The solution? Switch out facewash, bodywash, shampoo, and conditioner with soap bars.
For face, I use the Drunk Elephant travel duo, which comes in a pouch that is perfect for travelling. The bars gently cleanse and exfoliate the skin and have become my favourites, whether during the heat wave in Europe or the dry winter months in Canada. However, the bars do come wrapped in plastic packaging, which is a shame. For naked packaging, Lush and Canadian brand Rocky Mountain Soap Co. offer tons of options. For shampoo and conditioner, I am using the Flyaway Hair and American Cream from Lush, although the Natural Rosemary Shampoo Bar from Rocky Mountain Soap Co. is a cheaper alternative. Since the bars come unpackaged, I bought foaming nets and little pouches to house them. With most of my liquids switched out for soap bars, I can easily keep my liquid essentials like cream and toner under 100mL. And the best part? Each bar lasts well over 3 months, or 80 washes, making it the a practical and economical choice for long-term travel.
By the way, replacing one-time use makeup wipes for a microfiber cloth like the MakeUp Eraser is not only economical but also good for the environment. Plus, it makes the skincare routine at the end of the day that much easier as it removes facial and even eye makeup in one go. For travel days, I tend to be light on the makeup, but there will inevitably be times when you want to look more put together. I recommend a travel-sized eyeshadow palette with neutral shades like the Smashbox Cover Shot. For blush, I’ve been using the Glossier Cloud Paint for some dab-on actions instead of applying with a brush. Again, saves a bit of space and time in the morning. Just in case a mirror isn’t available where you are staying, a folding mirror like my hedgehog one will save you from mismatched brows.

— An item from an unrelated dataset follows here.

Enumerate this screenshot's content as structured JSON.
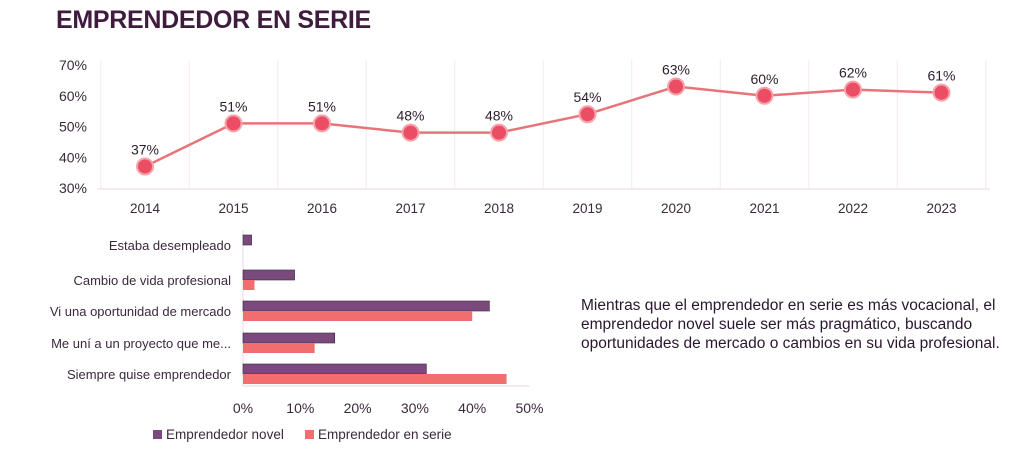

You can’t read about a minimalist and eco-friendly packing guide without coming across mentions of the packing cubes. When faced with limited space in a backpack, it really makes a difference if you have something like these compression packing cubes to slim down the bulk and pack more. Since my packing cubes come in three different sizes, I like to organize them according to the types of apparel. For example, the largest one is for bottoms, while the middle one is for tops. I’ve managed to pack all my clothes in these two, leaving the smallest packing cube empty. Which is great, because then I can plan out my outfit for the next day or have an extra change of clothes on hand in there. The idea is that with such limited space, it really forces you to pack only the most versatile and practical items, ones that are of decent quality and will hopefully last a while.
I keep undergarments and laundry items in this travel organizer. My drying rack can be folded in the middle and tucked into the bottom compartment of the organizer. The laundry bag has two pouches, allowing me to separate my laundry items. I also brought a few tide pods, stored safely in a cuppy.